I was looking for the multivariate ARCH-LM test in R and had a hard time finding it (but finally I succeeded). Hence, I decided to post a question with an answer here, on Cross Validated.
Indeed, the package "vars" has the multivariate ARCH-LM test implemented in function arch.test
. However, it requires the input to be an estimated VAR object of class varest
, which is not always comfortable. Fortunately, there exists an alternative. There are four tests for multivariate ARCH effects in package "MTS". They all are implemented in one function MarchTest
:
- $Q ^*(m)$: multivariate Ljung-Box test, sort-of-univariate version (scales the residuals by the square root of the inverse of the estimated covariance matrix and tests for autocorrelation in each of the squared scaled series; does not consider cross-terms between the series)
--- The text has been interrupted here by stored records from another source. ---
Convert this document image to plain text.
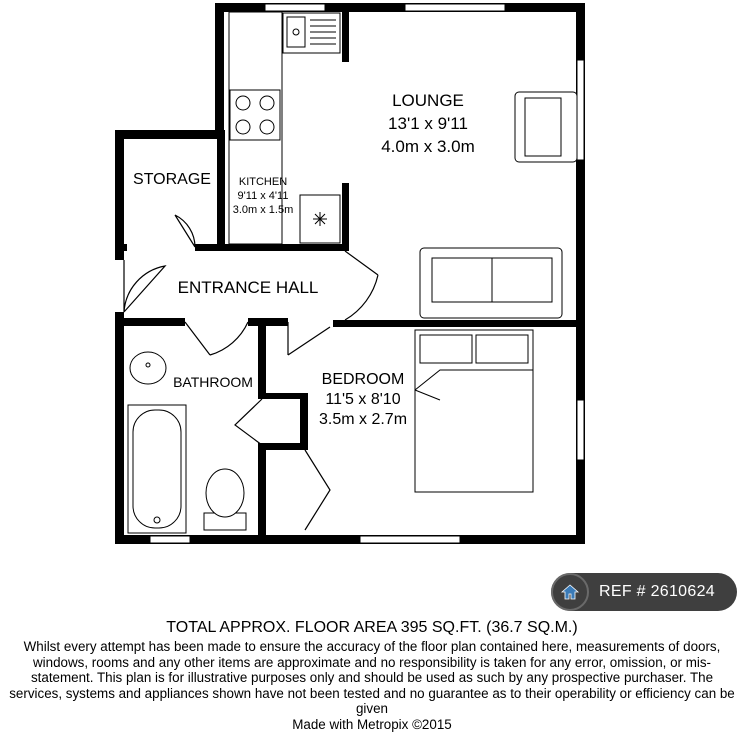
LOUNGE
13'1 x 9'11
4.0m x 3.0m
KITCHEN
9'11 x 4'11
3.0m x 1.5m
STORAGE
ENTRANCE HALL
BATHROOM	BEDROOM
11'5 x 8'10
3.5m x 2.7m
REF # 2610624
TOTAL APPROX. FLOOR AREA 395 SQ.FT. (36.7 SQ.M.)
Whilst every attempt has been made to ensure the accuracy of the floor plan contained here, measurements of doors, windows, rooms and any other items are approximate and no responsibility is taken for any error, omission, or mis-statement. This plan is for illustrative purposes only and should be used as such by any prospective purchaser. The services, systems and appliances shown have not been tested and no guarantee as to their operability or efficiency can be given
Made with Metropix ©2015
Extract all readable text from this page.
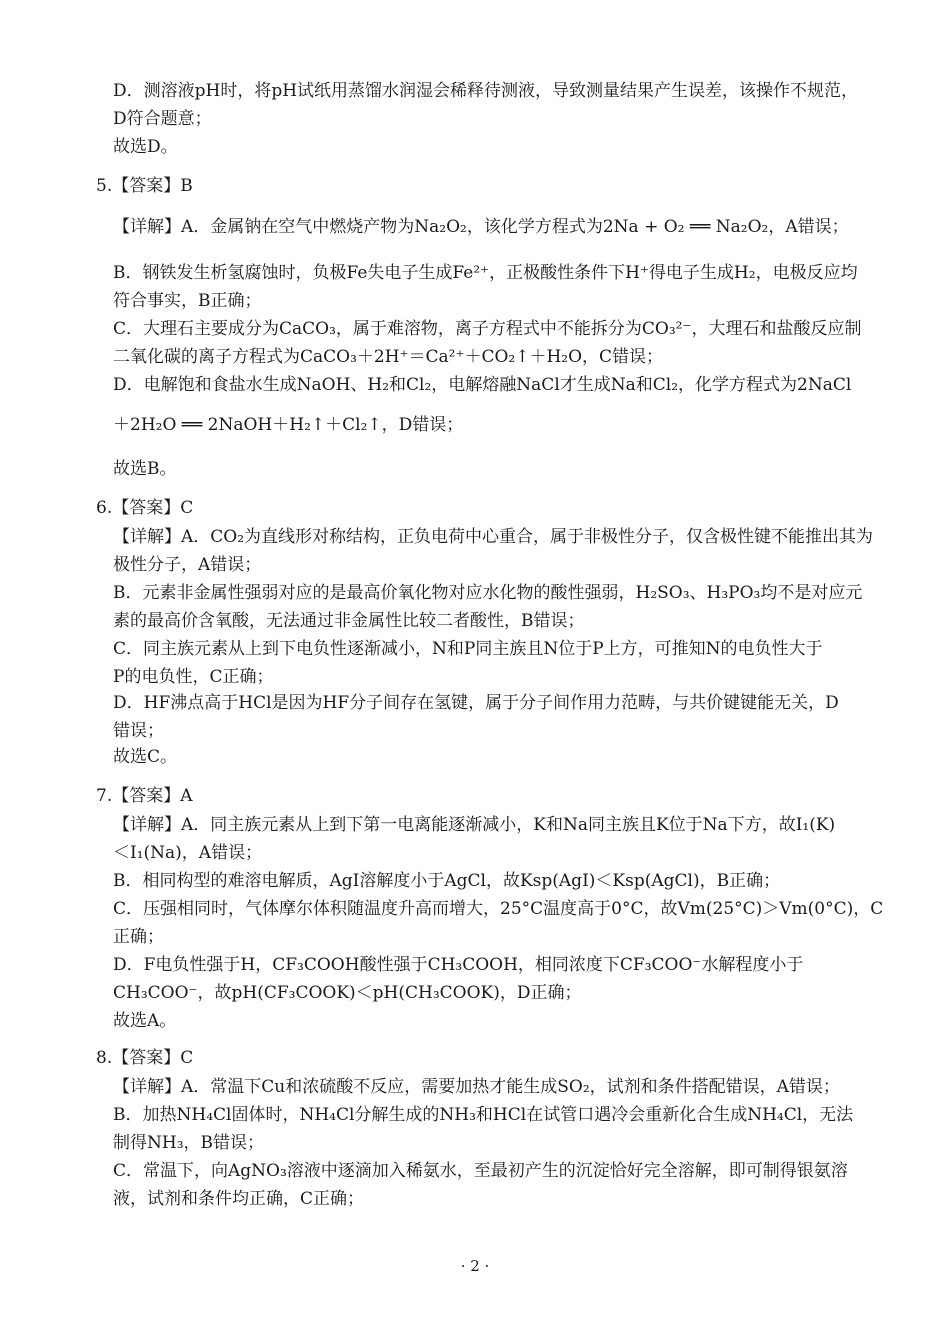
D．测溶液pH时，将pH试纸用蒸馏水润湿会稀释待测液，导致测量结果产生误差，该操作不规范，
D符合题意；
故选D。
5.【答案】B
【详解】A．金属钠在空气中燃烧产物为Na₂O₂，该化学方程式为2Na + O₂ ══ Na₂O₂，A错误；
B．钢铁发生析氢腐蚀时，负极Fe失电子生成Fe²⁺，正极酸性条件下H⁺得电子生成H₂，电极反应均
符合事实，B正确；
C．大理石主要成分为CaCO₃，属于难溶物，离子方程式中不能拆分为CO₃²⁻，大理石和盐酸反应制
二氧化碳的离子方程式为CaCO₃＋2H⁺＝Ca²⁺＋CO₂↑＋H₂O，C错误；
D．电解饱和食盐水生成NaOH、H₂和Cl₂，电解熔融NaCl才生成Na和Cl₂，化学方程式为2NaCl
＋2H₂O ══ 2NaOH＋H₂↑＋Cl₂↑，D错误；
故选B。
6.【答案】C
【详解】A．CO₂为直线形对称结构，正负电荷中心重合，属于非极性分子，仅含极性键不能推出其为
极性分子，A错误；
B．元素非金属性强弱对应的是最高价氧化物对应水化物的酸性强弱，H₂SO₃、H₃PO₃均不是对应元
素的最高价含氧酸，无法通过非金属性比较二者酸性，B错误；
C．同主族元素从上到下电负性逐渐减小，N和P同主族且N位于P上方，可推知N的电负性大于
P的电负性，C正确；
D．HF沸点高于HCl是因为HF分子间存在氢键，属于分子间作用力范畴，与共价键键能无关，D
错误；
故选C。
7.【答案】A
【详解】A．同主族元素从上到下第一电离能逐渐减小，K和Na同主族且K位于Na下方，故I₁(K)
＜I₁(Na)，A错误；
B．相同构型的难溶电解质，AgI溶解度小于AgCl，故Ksp(AgI)＜Ksp(AgCl)，B正确；
C．压强相同时，气体摩尔体积随温度升高而增大，25°C温度高于0°C，故Vm(25°C)＞Vm(0°C)，C
正确；
D．F电负性强于H，CF₃COOH酸性强于CH₃COOH，相同浓度下CF₃COO⁻水解程度小于
CH₃COO⁻，故pH(CF₃COOK)＜pH(CH₃COOK)，D正确；
故选A。
8.【答案】C
【详解】A．常温下Cu和浓硫酸不反应，需要加热才能生成SO₂，试剂和条件搭配错误，A错误；
B．加热NH₄Cl固体时，NH₄Cl分解生成的NH₃和HCl在试管口遇冷会重新化合生成NH₄Cl，无法
制得NH₃，B错误；
C．常温下，向AgNO₃溶液中逐滴加入稀氨水，至最初产生的沉淀恰好完全溶解，即可制得银氨溶
液，试剂和条件均正确，C正确；
· 2 ·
- $\bar R $: rank-based test (assesses autocorrelation of ranks of scaled squared residuals)
- $Q_k^*(m)$: multivariate Ljung-Box test, regular multivariate version (asymptotically equivalent to multivariate ARCH-LM test)
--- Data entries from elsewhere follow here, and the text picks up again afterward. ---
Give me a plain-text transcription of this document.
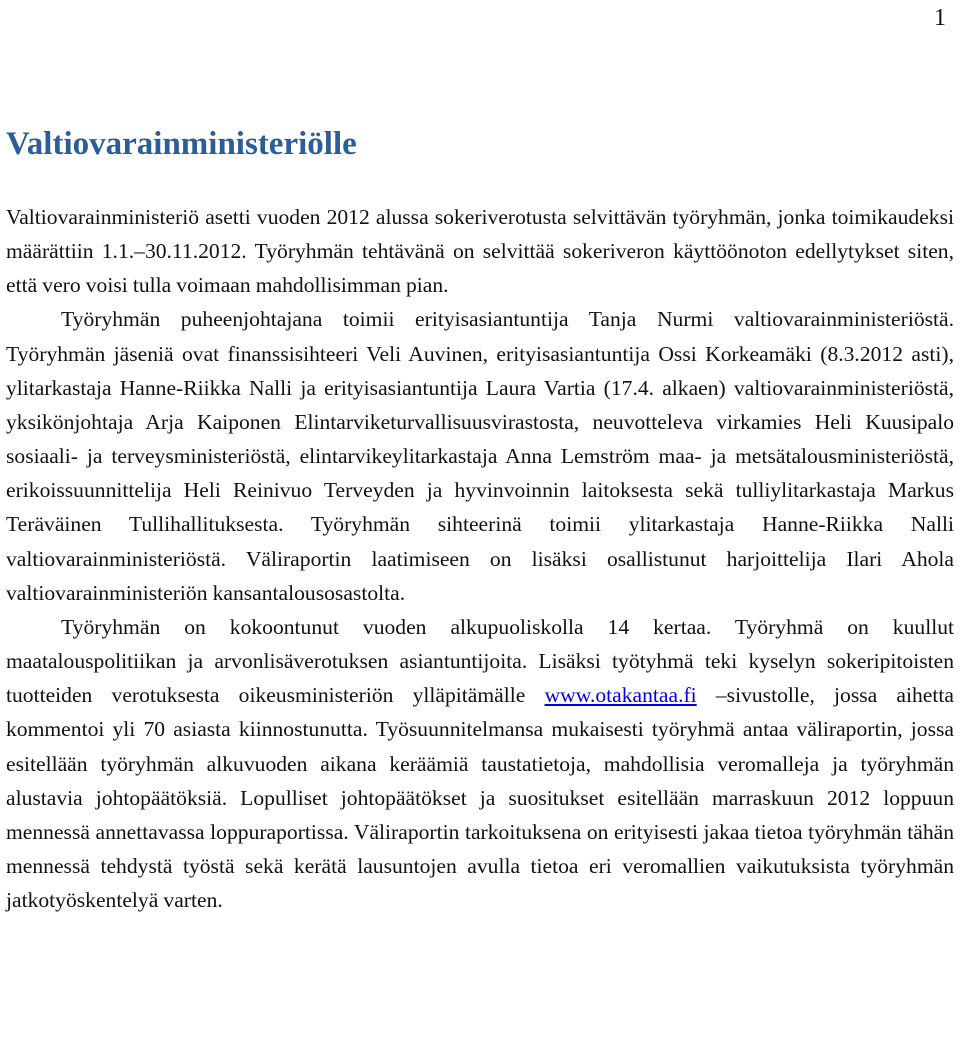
1
Valtiovarainministeriölle

Valtiovarainministeriö asetti vuoden 2012 alussa sokeriverotusta selvittävän työryhmän, jonka toimikaudeksi määrättiin 1.1.–30.11.2012. Työryhmän tehtävänä on selvittää sokeriveron käyttöönoton edellytykset siten, että vero voisi tulla voimaan mahdollisimman pian.

Työryhmän puheenjohtajana toimii erityisasiantuntija Tanja Nurmi valtiovarainministeriöstä. Työryhmän jäseniä ovat finanssisihteeri Veli Auvinen, erityisasiantuntija Ossi Korkeamäki (8.3.2012 asti), ylitarkastaja Hanne-Riikka Nalli ja erityisasiantuntija Laura Vartia (17.4. alkaen) valtiovarainministeriöstä, yksikönjohtaja Arja Kaiponen Elintarviketurvallisuusvirastosta, neuvotteleva virkamies Heli Kuusipalo sosiaali- ja terveysministeriöstä, elintarvikeylitarkastaja Anna Lemström maa- ja metsätalousministeriöstä, erikoissuunnittelija Heli Reinivuo Terveyden ja hyvinvoinnin laitoksesta sekä tulliylitarkastaja Markus Teräväinen Tullihallituksesta. Työryhmän sihteerinä toimii ylitarkastaja Hanne-Riikka Nalli valtiovarainministeriöstä. Väliraportin laatimiseen on lisäksi osallistunut harjoittelija Ilari Ahola valtiovarainministeriön kansantalousosastolta.

Työryhmän on kokoontunut vuoden alkupuoliskolla 14 kertaa. Työryhmä on kuullut maatalouspolitiikan ja arvonlisäverotuksen asiantuntijoita. Lisäksi työtyhmä teki kyselyn sokeripitoisten tuotteiden verotuksesta oikeusministeriön ylläpitämälle www.otakantaa.fi –sivustolle, jossa aihetta kommentoi yli 70 asiasta kiinnostunutta. Työsuunnitelmansa mukaisesti työryhmä antaa väliraportin, jossa esitellään työryhmän alkuvuoden aikana keräämiä taustatietoja, mahdollisia veromalleja ja työryhmän alustavia johtopäätöksiä. Lopulliset johtopäätökset ja suositukset esitellään marraskuun 2012 loppuun mennessä annettavassa loppuraportissa. Väliraportin tarkoituksena on erityisesti jakaa tietoa työryhmän tähän mennessä tehdystä työstä sekä kerätä lausuntojen avulla tietoa eri veromallien vaikutuksista työryhmän jatkotyöskentelyä varten.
- $Q_k^r(m)$: robust multivariate Ljung-Box test, sort-of-univariate version (cuts off outliers, otherwise the same as $Q_k^*(m)$)
The tests are discussed in Tsay "Multivariate Time Series Analysis: With R and Financial Applications" p. 401-403 (p. 403-407 include a simulation study and an example application). Conclusions from the limited simulation study are as follows:
- $Q_k^*(m)$ has marked size distortions in presence of heavy tails.
- $Q_k^r(m)$ is preferred to $Q_k^*(m)$.
- $\bar R $ performs nicely and is robust to heavy-tailed distributions.
The tests are coded in R, so they may be a bit slow if used on large data or iterated many times.